In breve:

Un Venezuela stremato chiede aiuto

cof

di Raffaele Callia.
«Non possiamo usare la parola guerra per definire la situazione in cui si trova il Venezuela oggi, perché non ci sono due gruppi armati che lottano uno contro l’altro. Da una parte c’è lo Stato venezuelano, con il presidente Nicolás Maduro e il suo seguito di corpi di polizia e militari, sostenuto anche da gruppi paramilitari armati, che difendono la Rivoluzione; dall’altra, c’è una popolazione disarmata e priva delle risorse minime per sopravvivere, che chiede i propri diritti di libertà e giustizia semplicemente manifestando per strada. Non è una guerra, questa.

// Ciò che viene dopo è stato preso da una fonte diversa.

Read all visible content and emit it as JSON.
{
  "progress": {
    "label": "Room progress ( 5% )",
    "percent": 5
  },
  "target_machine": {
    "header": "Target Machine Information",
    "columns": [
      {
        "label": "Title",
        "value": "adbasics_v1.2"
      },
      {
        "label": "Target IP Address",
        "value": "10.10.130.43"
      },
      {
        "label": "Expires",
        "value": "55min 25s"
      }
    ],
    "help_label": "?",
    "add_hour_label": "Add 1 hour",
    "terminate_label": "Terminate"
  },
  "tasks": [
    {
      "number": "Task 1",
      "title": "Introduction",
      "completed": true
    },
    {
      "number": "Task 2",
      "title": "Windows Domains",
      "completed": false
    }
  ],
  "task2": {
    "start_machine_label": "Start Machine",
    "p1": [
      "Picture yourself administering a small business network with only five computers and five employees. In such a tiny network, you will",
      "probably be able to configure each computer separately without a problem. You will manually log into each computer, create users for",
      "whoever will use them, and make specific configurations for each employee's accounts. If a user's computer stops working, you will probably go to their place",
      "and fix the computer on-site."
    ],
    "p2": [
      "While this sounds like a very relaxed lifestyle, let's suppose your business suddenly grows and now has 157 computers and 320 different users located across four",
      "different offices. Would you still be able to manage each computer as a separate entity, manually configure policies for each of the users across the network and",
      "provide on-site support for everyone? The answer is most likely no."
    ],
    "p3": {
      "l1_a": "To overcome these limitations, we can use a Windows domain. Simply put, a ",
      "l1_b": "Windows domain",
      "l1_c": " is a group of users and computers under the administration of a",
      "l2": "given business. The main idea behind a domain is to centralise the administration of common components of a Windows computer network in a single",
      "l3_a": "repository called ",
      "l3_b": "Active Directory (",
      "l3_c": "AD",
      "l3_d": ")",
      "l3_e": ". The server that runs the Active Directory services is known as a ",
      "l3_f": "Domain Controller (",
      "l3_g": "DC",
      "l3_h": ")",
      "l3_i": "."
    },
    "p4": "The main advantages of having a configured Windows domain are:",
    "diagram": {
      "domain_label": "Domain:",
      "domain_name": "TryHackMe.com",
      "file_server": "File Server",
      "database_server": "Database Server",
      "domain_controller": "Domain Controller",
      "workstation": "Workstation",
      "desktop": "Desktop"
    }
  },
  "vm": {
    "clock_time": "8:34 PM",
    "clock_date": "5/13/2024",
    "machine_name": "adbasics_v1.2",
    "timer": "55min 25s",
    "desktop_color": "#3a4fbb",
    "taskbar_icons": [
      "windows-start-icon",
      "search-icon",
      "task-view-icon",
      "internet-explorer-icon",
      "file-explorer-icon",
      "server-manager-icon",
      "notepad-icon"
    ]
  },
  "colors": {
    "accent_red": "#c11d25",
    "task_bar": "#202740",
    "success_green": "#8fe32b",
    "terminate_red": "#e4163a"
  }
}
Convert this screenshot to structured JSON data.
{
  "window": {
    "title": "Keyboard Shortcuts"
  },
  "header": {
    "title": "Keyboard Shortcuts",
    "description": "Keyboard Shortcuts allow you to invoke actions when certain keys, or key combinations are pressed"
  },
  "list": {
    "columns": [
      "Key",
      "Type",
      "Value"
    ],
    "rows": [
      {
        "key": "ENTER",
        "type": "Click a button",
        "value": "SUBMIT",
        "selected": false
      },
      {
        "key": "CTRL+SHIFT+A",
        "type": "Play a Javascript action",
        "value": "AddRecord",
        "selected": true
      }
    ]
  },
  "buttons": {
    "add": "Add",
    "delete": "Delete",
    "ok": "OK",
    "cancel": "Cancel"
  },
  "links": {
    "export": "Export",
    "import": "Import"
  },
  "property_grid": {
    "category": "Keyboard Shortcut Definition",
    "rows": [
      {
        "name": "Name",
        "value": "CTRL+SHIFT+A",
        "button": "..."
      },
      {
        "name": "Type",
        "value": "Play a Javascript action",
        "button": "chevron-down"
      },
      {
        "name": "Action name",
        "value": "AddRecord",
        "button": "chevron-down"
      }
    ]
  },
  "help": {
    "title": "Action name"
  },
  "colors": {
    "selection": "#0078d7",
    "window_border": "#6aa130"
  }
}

Semmai è una violenza perpetrata dallo Stato contro una popolazione la cui unica colpa è reclamare i propri diritti».
Sono le parole, pronunciate non meno di un anno fa, dal cardinale Baltazar Enrique Porras Cardozo, arcivescovo di Mérida e amministratore apostolico di Caracas, nonché presidente di Caritas Venezuela. Parole ancor più cariche di sofferenza e di ulteriore e preoccupata impotenza, seppur mai prive di speranza, il cardinal Porras Cardozo le ha pronunciate a Lanusei, lunedì 17 settembre, ospite della Diocesi ogliastrina nel locale Seminario, insieme al suo vescovo ausiliare, Luis Enrique Rojas Ruiz.
D’altra parte, se non si può definire tecnicamente guerra una situazione in cui le libertà civili sono represse nel sangue, la popolazione non si può curare e continua a morire di fame, i bambini non riescono ad andare a scuola e si fa fatica persino a emigrare, ben poco ci manca. E quanto hanno riferito i due presuli venezuelani a un uditorio attento e sconcertato, consapevole della poca informazione che circola in Europa, e dunque anche in Italia, su quanto sta avvenendo in quel lontano e pur così vicino Paese dell’America Latina; in quel Paese così ricco di risorse naturali (a cominciare dal petrolio), ma divenuto estremamente povero nel giro di pochi lustri (anche a causa del crollo del prezzo dell’oro nero).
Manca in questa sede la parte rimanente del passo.